Phosphatidyl inositol 3‐kinase‐like serine/threonine protein kinases (PIKKs) are required for DNA damage‐induced phosphorylation of the 32 kDa subunit of replication protein A at threonine 21

摘要

Replication protein A (RPA) is a single‐stranded DNA (ssDNA) binding protein involved in various processes, including nucleotide excision repair and DNA replication. The 32 kDa subunit of RPA (RPA32) is phosphorylated in response to various DNA‐damaging agents, and two protein kinases, ataxia‐telangiectasia mutated (ATM) and the DNA‐dependent protein kinase (DNA‐PK) have been implicated in DNA damage‐induced phosphorylation of RPA32. However, the relative roles of ATM and DNA‐PK in the site‐specific DNA damage‐induced phosphorylation of RPA32 have not been reported.
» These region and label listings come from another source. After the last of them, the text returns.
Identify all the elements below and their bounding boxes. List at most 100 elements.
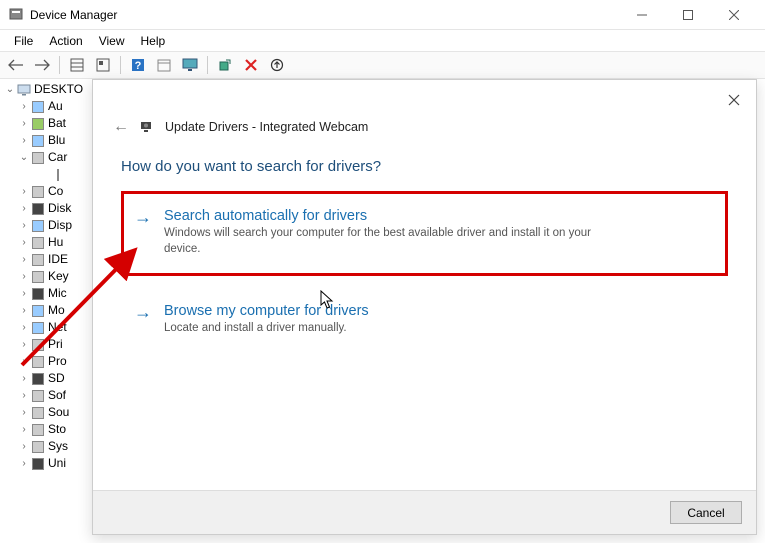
tree-item[interactable]: ›SD: [4, 370, 92, 387]
expand-icon[interactable]: ›: [18, 438, 30, 455]
expand-icon[interactable]: ›: [18, 302, 30, 319]
tree-item[interactable]: ›Bat: [4, 115, 92, 132]
tree-item[interactable]: › Mo: [4, 302, 92, 319]
calendar-icon[interactable]: [152, 54, 176, 76]
device-category-icon: [30, 252, 46, 268]
tree-item-label: Disk: [48, 200, 71, 217]
option-browse-computer[interactable]: → Browse my computer for drivers Locate …: [121, 286, 728, 356]
tree-item-label: Pro: [48, 353, 67, 370]
tree-item[interactable]: › Pro: [4, 353, 92, 370]
device-category-icon: [30, 354, 46, 370]
menu-view[interactable]: View: [91, 32, 133, 50]
close-button[interactable]: [711, 0, 757, 30]
expand-icon[interactable]: ›: [18, 336, 30, 353]
arrow-right-icon: →: [134, 302, 152, 323]
tree-item[interactable]: ›Net: [4, 319, 92, 336]
update-driver-icon[interactable]: [265, 54, 289, 76]
expand-icon[interactable]: ›: [18, 268, 30, 285]
dialog-close-button[interactable]: [724, 90, 744, 110]
tree-item-label: Blu: [48, 132, 65, 149]
tree-item[interactable]: ›Sys: [4, 438, 92, 455]
tree-item[interactable]: ›Au: [4, 98, 92, 115]
help-icon[interactable]: ?: [126, 54, 150, 76]
expand-icon[interactable]: ›: [18, 98, 30, 115]
device-tree[interactable]: ⌄ DESKTO ›Au›Bat›Blu⌄Car›Co›Disk›Disp›Hu…: [0, 79, 92, 543]
tree-item-label: Sto: [48, 421, 66, 438]
expand-icon[interactable]: ⌄: [18, 149, 30, 166]
expand-icon[interactable]: ›: [18, 353, 30, 370]
forward-icon[interactable]: [30, 54, 54, 76]
expand-icon[interactable]: ›: [18, 370, 30, 387]
expand-icon[interactable]: ›: [18, 285, 30, 302]
device-category-icon: [30, 235, 46, 251]
show-hide-tree-icon[interactable]: [65, 54, 89, 76]
back-icon[interactable]: [4, 54, 28, 76]
device-category-icon: [30, 320, 46, 336]
device-category-icon: [30, 184, 46, 200]
option-search-automatically[interactable]: → Search automatically for drivers Windo…: [121, 191, 728, 276]
expand-icon[interactable]: ›: [18, 251, 30, 268]
tree-item[interactable]: ›Disp: [4, 217, 92, 234]
update-drivers-dialog: ← Update Drivers - Integrated Webcam How…: [92, 79, 757, 535]
expand-icon[interactable]: ›: [18, 421, 30, 438]
tree-item[interactable]: › Hu: [4, 234, 92, 251]
option-title: Search automatically for drivers: [164, 208, 713, 224]
tree-item[interactable]: › Disk: [4, 200, 92, 217]
properties-icon[interactable]: [91, 54, 115, 76]
monitor-icon[interactable]: [178, 54, 202, 76]
maximize-button[interactable]: [665, 0, 711, 30]
dialog-back-button[interactable]: ←: [113, 118, 129, 136]
expand-icon[interactable]: ›: [18, 132, 30, 149]
option-description: Locate and install a driver manually.: [164, 321, 594, 337]
tree-item-label: Mo: [48, 302, 65, 319]
device-category-icon: [30, 337, 46, 353]
collapse-icon[interactable]: ⌄: [4, 81, 16, 98]
tree-item-label: Key: [48, 268, 69, 285]
expand-icon[interactable]: ›: [18, 234, 30, 251]
window-controls: [619, 0, 757, 30]
expand-icon[interactable]: ›: [18, 455, 30, 472]
tree-item[interactable]: [4, 166, 92, 183]
delete-icon[interactable]: [239, 54, 263, 76]
tree-item-label: Hu: [48, 234, 63, 251]
expand-icon[interactable]: ›: [18, 319, 30, 336]
device-category-icon: [30, 133, 46, 149]
tree-item[interactable]: › Blu: [4, 132, 92, 149]
device-category-icon: [30, 405, 46, 421]
tree-item-label: Car: [48, 149, 67, 166]
tree-item[interactable]: ›Mic: [4, 285, 92, 302]
scan-icon[interactable]: [213, 54, 237, 76]
tree-item-label: Uni: [48, 455, 66, 472]
toolbar: ?: [0, 51, 765, 79]
menu-action[interactable]: Action: [41, 32, 90, 50]
tree-item[interactable]: ⌄ Car: [4, 149, 92, 166]
expand-icon[interactable]: ›: [18, 200, 30, 217]
device-category-icon: [30, 167, 58, 183]
tree-root[interactable]: ⌄ DESKTO: [4, 81, 92, 98]
tree-item[interactable]: ›Co: [4, 183, 92, 200]
device-category-icon: [30, 286, 46, 302]
tree-item[interactable]: › Key: [4, 268, 92, 285]
tree-item[interactable]: ›Pri: [4, 336, 92, 353]
computer-icon: [16, 82, 32, 98]
menu-file[interactable]: File: [6, 32, 41, 50]
tree-item[interactable]: › Sto: [4, 421, 92, 438]
expand-icon[interactable]: ›: [18, 387, 30, 404]
expand-icon[interactable]: ›: [18, 404, 30, 421]
device-category-icon: [30, 371, 46, 387]
tree-item[interactable]: ›IDE: [4, 251, 92, 268]
device-category-icon: [30, 303, 46, 319]
tree-item[interactable]: ›Sou: [4, 404, 92, 421]
webcam-icon: [139, 119, 155, 135]
expand-icon[interactable]: ›: [18, 115, 30, 132]
menu-help[interactable]: Help: [133, 32, 174, 50]
cancel-button[interactable]: Cancel: [670, 501, 742, 524]
expand-icon[interactable]: ›: [18, 183, 30, 200]
dialog-footer: Cancel: [93, 490, 756, 534]
device-category-icon: [30, 456, 46, 472]
tree-item[interactable]: ›Sof: [4, 387, 92, 404]
window-title: Device Manager: [30, 8, 619, 22]
expand-icon[interactable]: ›: [18, 217, 30, 234]
tree-item[interactable]: › Uni: [4, 455, 92, 472]
minimize-button[interactable]: [619, 0, 665, 30]
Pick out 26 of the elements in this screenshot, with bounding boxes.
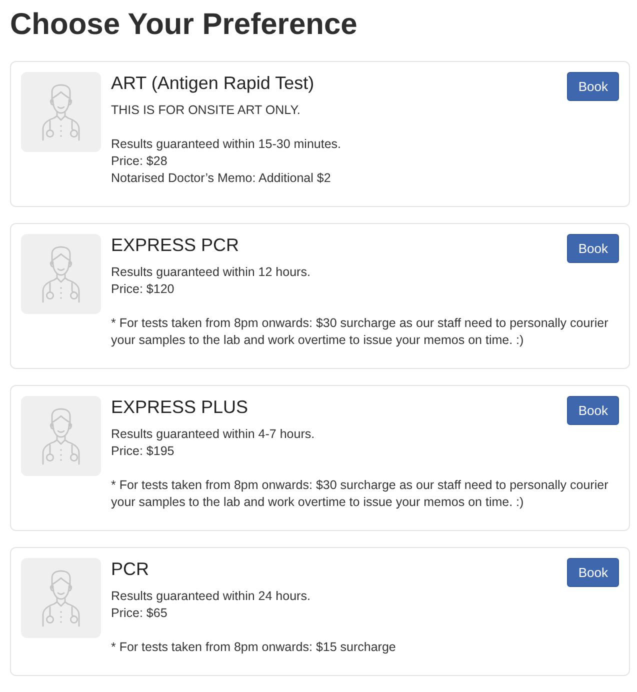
description-text: Price: $120 — [111, 281, 174, 298]
description-text: Notarised Doctor’s Memo: Additional $2 — [111, 170, 331, 187]
doctor-icon — [21, 234, 101, 314]
description-text: * For tests taken from 8pm onwards: $30 surcharge as our staff need to personally courier your samples to the lab and work overtime to issue your memos on time. :) — [111, 477, 610, 511]
book-button[interactable]: Book — [567, 558, 619, 587]
description-text: * For tests taken from 8pm onwards: $15 surcharge — [111, 639, 396, 656]
option-title: PCR — [111, 558, 150, 580]
description-text: Results guaranteed within 24 hours. — [111, 588, 310, 605]
description-text: Results guaranteed within 12 hours. — [111, 264, 310, 281]
book-button[interactable]: Book — [567, 234, 619, 263]
description-text: Price: $28 — [111, 153, 168, 170]
description-text: Results guaranteed within 15-30 minutes. — [111, 136, 341, 153]
doctor-icon — [21, 396, 101, 476]
book-button[interactable]: Book — [567, 396, 619, 425]
description-text: THIS IS FOR ONSITE ART ONLY. — [111, 102, 300, 119]
option-title: EXPRESS PLUS — [111, 396, 248, 418]
description-text: Results guaranteed within 4-7 hours. — [111, 426, 315, 443]
description-text: * For tests taken from 8pm onwards: $30 surcharge as our staff need to personally courier your samples to the lab and work overtime to issue your memos on time. :) — [111, 315, 610, 349]
option-title: ART (Antigen Rapid Test) — [111, 72, 314, 94]
doctor-icon — [21, 72, 101, 152]
doctor-icon — [21, 558, 101, 638]
page-heading: Choose Your Preference — [10, 8, 358, 42]
book-button[interactable]: Book — [567, 72, 619, 101]
description-text: Price: $195 — [111, 443, 174, 460]
description-text: Price: $65 — [111, 605, 168, 622]
option-title: EXPRESS PCR — [111, 234, 240, 256]
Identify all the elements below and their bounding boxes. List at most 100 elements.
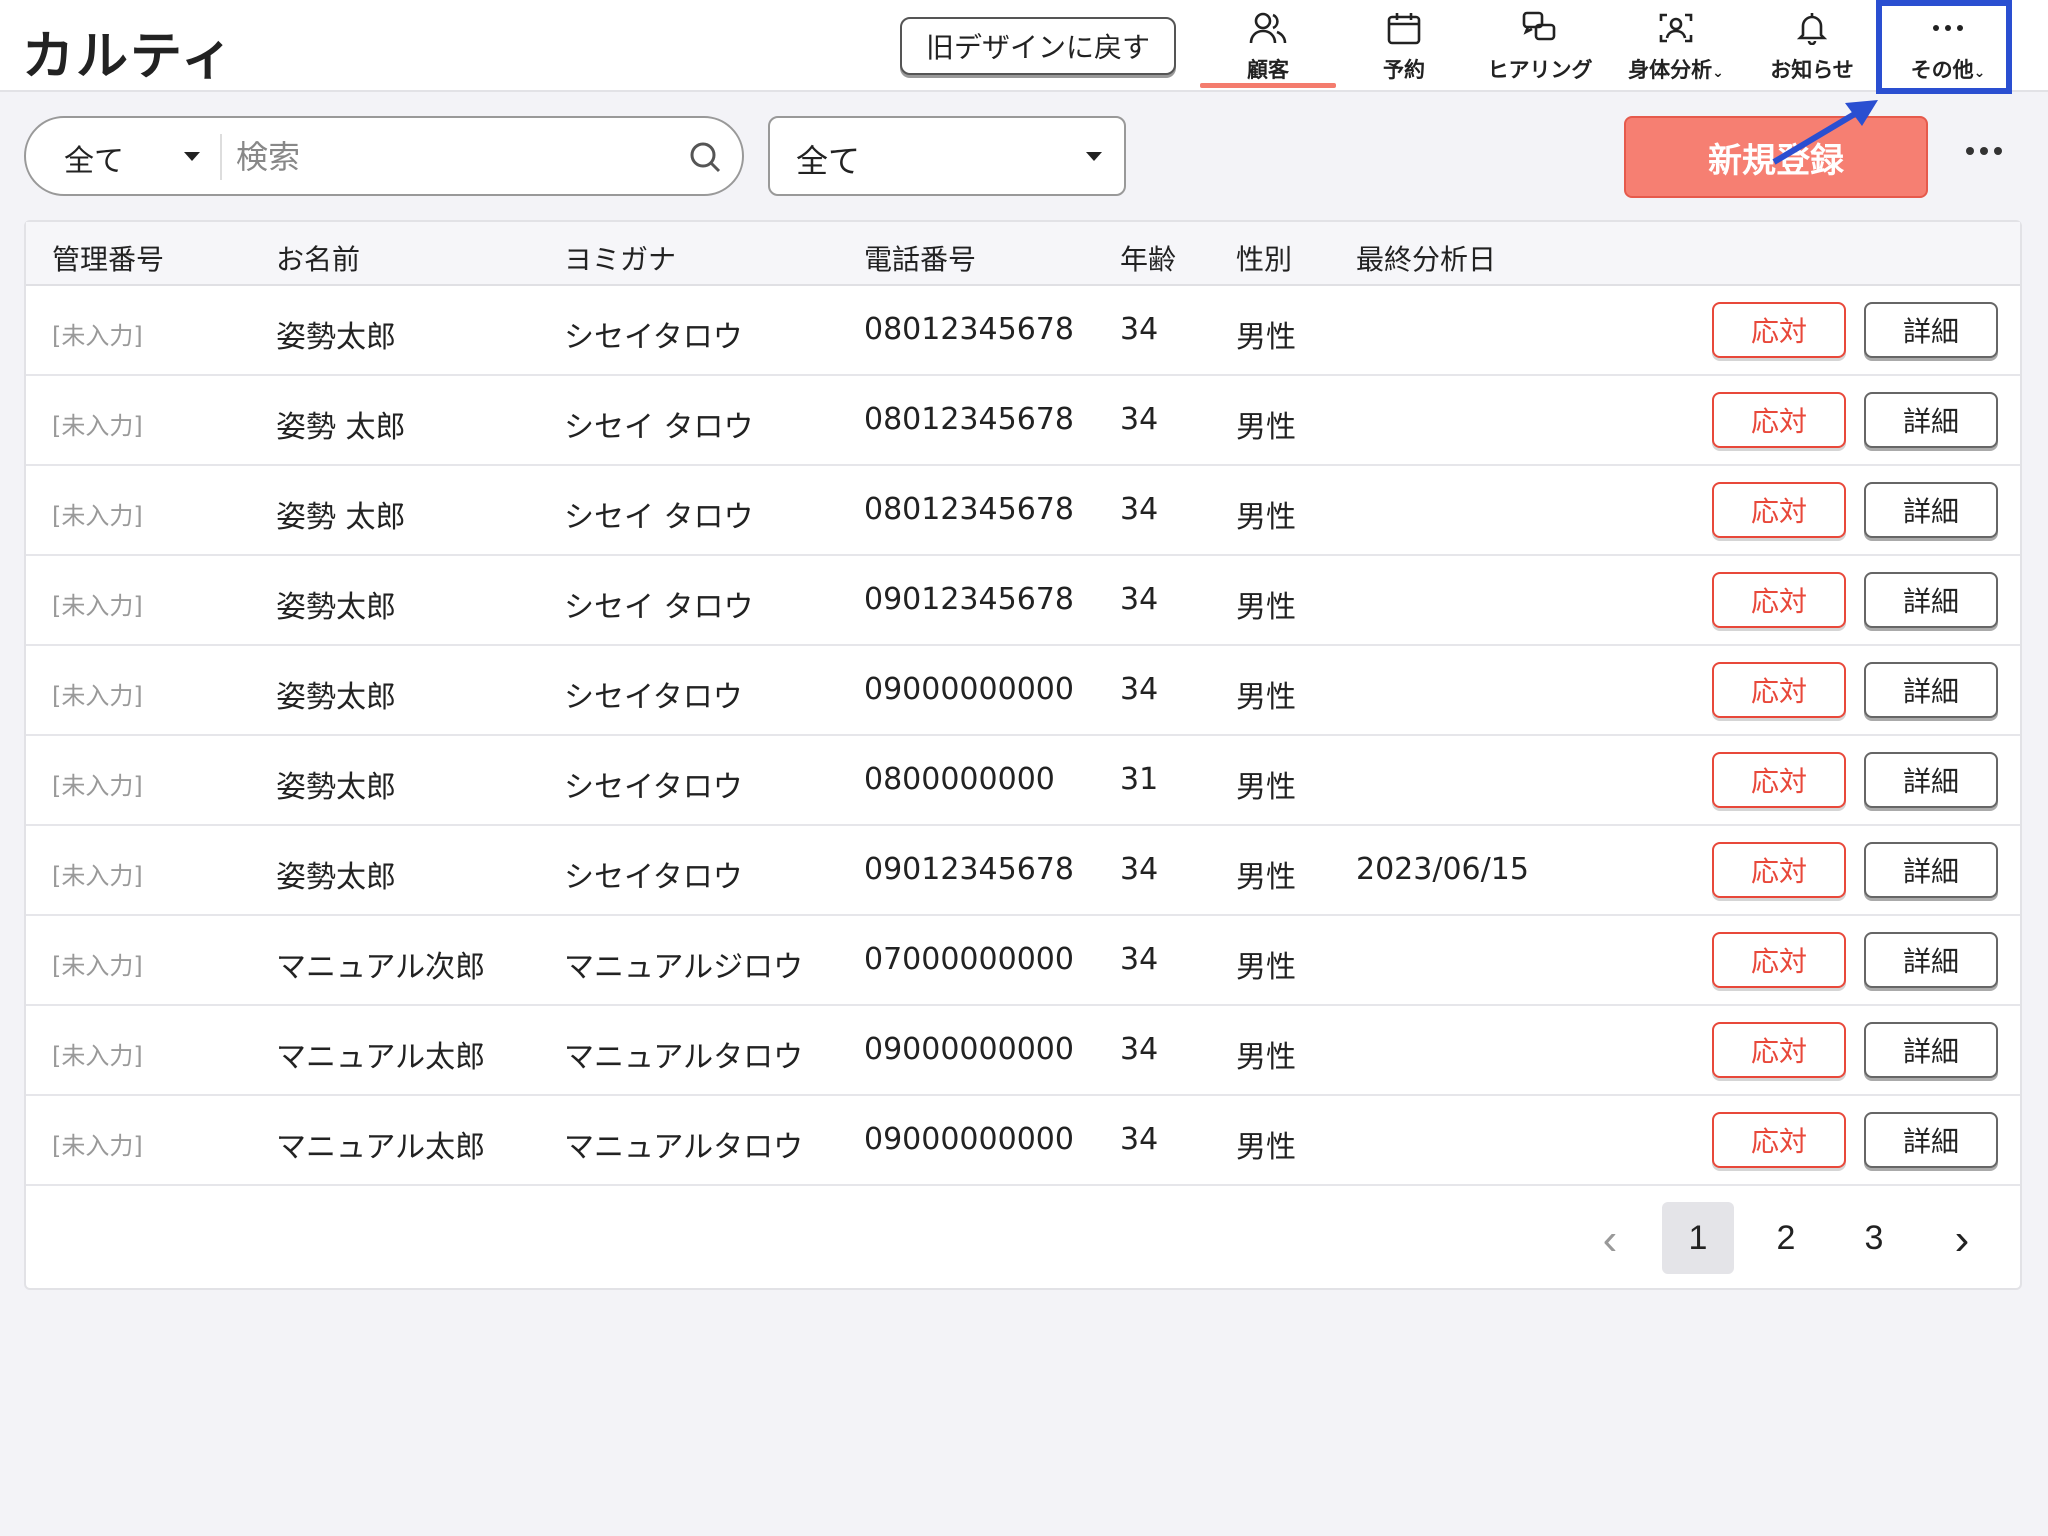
cell-age: 34 xyxy=(1120,402,1159,437)
col-name[interactable]: お名前 xyxy=(276,238,360,278)
cell-age: 34 xyxy=(1120,942,1159,977)
nav-customers-label: 顧客 xyxy=(1247,58,1289,82)
caret-down-icon xyxy=(1086,152,1102,161)
nav-reservations-label: 予約 xyxy=(1383,58,1425,82)
cell-phone: 08012345678 xyxy=(864,492,1074,527)
table-row[interactable]: [未入力] 姿勢太郎 シセイ タロウ 09012345678 34 男性 応対 詳細 xyxy=(26,556,2020,646)
cell-management-no: [未入力] xyxy=(52,1132,143,1160)
cell-gender: 男性 xyxy=(1236,410,1296,445)
cell-kana: シセイタロウ xyxy=(564,680,743,715)
nav-reservations[interactable]: 予約 xyxy=(1336,0,1472,90)
cell-kana: マニュアルタロウ xyxy=(564,1040,804,1075)
respond-button[interactable]: 応対 xyxy=(1712,842,1846,898)
col-last-analysis[interactable]: 最終分析日 xyxy=(1356,238,1496,278)
detail-button[interactable]: 詳細 xyxy=(1864,752,1998,808)
cell-phone: 09012345678 xyxy=(864,582,1074,617)
more-options-icon[interactable] xyxy=(1960,134,2008,174)
app-logo[interactable]: カルティ xyxy=(22,14,235,89)
cell-name: 姿勢太郎 xyxy=(276,320,396,355)
cell-age: 34 xyxy=(1120,582,1159,617)
nav-hearing[interactable]: ヒアリング xyxy=(1472,0,1608,90)
filter-select-value: 全て xyxy=(796,142,861,180)
cell-management-no: [未入力] xyxy=(52,952,143,980)
cell-kana: マニュアルタロウ xyxy=(564,1130,804,1165)
table-row[interactable]: [未入力] マニュアル太郎 マニュアルタロウ 09000000000 34 男性 応対 詳細 xyxy=(26,1006,2020,1096)
search-scope-select[interactable]: 全て xyxy=(64,136,124,180)
page-3[interactable]: 3 xyxy=(1838,1202,1910,1274)
new-registration-button[interactable]: 新規登録 xyxy=(1624,116,1928,198)
respond-button[interactable]: 応対 xyxy=(1712,662,1846,718)
cell-age: 34 xyxy=(1120,312,1159,347)
col-age[interactable]: 年齢 xyxy=(1120,238,1176,278)
col-management-no[interactable]: 管理番号 xyxy=(52,238,164,278)
detail-button[interactable]: 詳細 xyxy=(1864,482,1998,538)
nav-body-analysis[interactable]: 身体分析⌄ xyxy=(1608,0,1744,90)
search-icon[interactable] xyxy=(686,138,726,178)
caret-down-icon[interactable] xyxy=(184,152,200,161)
nav-notifications-label: お知らせ xyxy=(1770,58,1854,82)
cell-name: マニュアル太郎 xyxy=(276,1040,486,1075)
cell-age: 34 xyxy=(1120,1032,1159,1067)
chat-icon xyxy=(1520,10,1560,46)
cell-last-analysis: 2023/06/15 xyxy=(1356,852,1529,887)
cell-name: 姿勢 太郎 xyxy=(276,500,406,535)
page-2[interactable]: 2 xyxy=(1750,1202,1822,1274)
respond-button[interactable]: 応対 xyxy=(1712,1022,1846,1078)
col-kana[interactable]: ヨミガナ xyxy=(564,238,676,278)
col-phone[interactable]: 電話番号 xyxy=(864,238,976,278)
table-row[interactable]: [未入力] 姿勢太郎 シセイタロウ 09000000000 34 男性 応対 詳細 xyxy=(26,646,2020,736)
cell-gender: 男性 xyxy=(1236,320,1296,355)
detail-button[interactable]: 詳細 xyxy=(1864,932,1998,988)
detail-button[interactable]: 詳細 xyxy=(1864,572,1998,628)
cell-age: 31 xyxy=(1120,762,1159,797)
cell-kana: シセイタロウ xyxy=(564,770,743,805)
cell-gender: 男性 xyxy=(1236,500,1296,535)
cell-kana: シセイ タロウ xyxy=(564,590,754,625)
col-gender[interactable]: 性別 xyxy=(1236,238,1292,278)
cell-management-no: [未入力] xyxy=(52,502,143,530)
table-row[interactable]: [未入力] 姿勢太郎 シセイタロウ 0800000000 31 男性 応対 詳細 xyxy=(26,736,2020,826)
table-row[interactable]: [未入力] 姿勢 太郎 シセイ タロウ 08012345678 34 男性 応対 詳細 xyxy=(26,376,2020,466)
respond-button[interactable]: 応対 xyxy=(1712,752,1846,808)
search-divider xyxy=(220,134,222,180)
table-row[interactable]: [未入力] マニュアル太郎 マニュアルタロウ 09000000000 34 男性 応対 詳細 xyxy=(26,1096,2020,1186)
detail-button[interactable]: 詳細 xyxy=(1864,392,1998,448)
nav-notifications[interactable]: お知らせ xyxy=(1744,0,1880,90)
respond-button[interactable]: 応対 xyxy=(1712,482,1846,538)
search-input[interactable] xyxy=(236,132,676,182)
detail-button[interactable]: 詳細 xyxy=(1864,1022,1998,1078)
cell-management-no: [未入力] xyxy=(52,412,143,440)
respond-button[interactable]: 応対 xyxy=(1712,392,1846,448)
table-row[interactable]: [未入力] 姿勢 太郎 シセイ タロウ 08012345678 34 男性 応対 詳細 xyxy=(26,466,2020,556)
bell-icon xyxy=(1792,10,1832,46)
respond-button[interactable]: 応対 xyxy=(1712,302,1846,358)
detail-button[interactable]: 詳細 xyxy=(1864,662,1998,718)
respond-button[interactable]: 応対 xyxy=(1712,932,1846,988)
table-row[interactable]: [未入力] マニュアル次郎 マニュアルジロウ 07000000000 34 男性 応対 詳細 xyxy=(26,916,2020,1006)
cell-kana: マニュアルジロウ xyxy=(564,950,804,985)
cell-phone: 09012345678 xyxy=(864,852,1074,887)
app-header: カルティ 旧デザインに戻す 顧客 予約 ヒアリング 身体分析⌄ お知らせ その他… xyxy=(0,0,2048,92)
page-1[interactable]: 1 xyxy=(1662,1202,1734,1274)
cell-phone: 09000000000 xyxy=(864,672,1074,707)
table-row[interactable]: [未入力] 姿勢太郎 シセイタロウ 08012345678 34 男性 応対 詳細 xyxy=(26,286,2020,376)
filter-select[interactable]: 全て xyxy=(768,116,1126,196)
cell-gender: 男性 xyxy=(1236,1040,1296,1075)
cell-phone: 08012345678 xyxy=(864,402,1074,437)
chevron-right-icon[interactable]: › xyxy=(1942,1212,1982,1268)
customer-table: 管理番号 お名前 ヨミガナ 電話番号 年齢 性別 最終分析日 [未入力] 姿勢太郎… xyxy=(24,220,2022,1290)
detail-button[interactable]: 詳細 xyxy=(1864,842,1998,898)
calendar-icon xyxy=(1384,10,1424,46)
cell-phone: 09000000000 xyxy=(864,1032,1074,1067)
nav-customers[interactable]: 顧客 xyxy=(1200,0,1336,90)
old-design-button[interactable]: 旧デザインに戻す xyxy=(900,17,1176,75)
cell-gender: 男性 xyxy=(1236,1130,1296,1165)
cell-phone: 07000000000 xyxy=(864,942,1074,977)
respond-button[interactable]: 応対 xyxy=(1712,1112,1846,1168)
nav-body-analysis-label: 身体分析⌄ xyxy=(1628,58,1724,82)
detail-button[interactable]: 詳細 xyxy=(1864,1112,1998,1168)
respond-button[interactable]: 応対 xyxy=(1712,572,1846,628)
detail-button[interactable]: 詳細 xyxy=(1864,302,1998,358)
chevron-left-icon[interactable]: ‹ xyxy=(1590,1212,1630,1268)
table-row[interactable]: [未入力] 姿勢太郎 シセイタロウ 09012345678 34 男性 2023/06/15… xyxy=(26,826,2020,916)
Here we generated a phosphospecific antibody that recognizes Thr21‐phosphorylated RPA32. We show that both DNA‐PK and ATM phosphorylate RPA32 on Thr21 in vitro. Ionizing radiation (IR)‐induced phosphorylation of RPA32 on Thr21 was defective in ATM‐deficient cells, while camptothecin (CPT)‐induced phosphorylation of RPA32 on Thr21 was defective in cells lacking functional DNA‐PK. Neither ATM nor DNA‐PK was required for etoposide (ETOP)‐induced RPA32 Thr21 phosphorylation. However, two inhibitors of the ATM‐ and Rad3‐related (ATR) protein kinase activity prevented ETOP‐induced Thr21 phosphorylation. Inhibition of DNA replication prevented both the IR‐ and CPT‐induced phosphorylation of Thr21, whereas ETOP‐induced Thr21 phosphorylation did not require active DNA replication. Thus, the regulation of RPA32 Thr21 phosphorylation by multiple DNA damage response protein kinases suggests that Thr21 phosphorylation of RPA32 is a crucial step within the DNA damage response.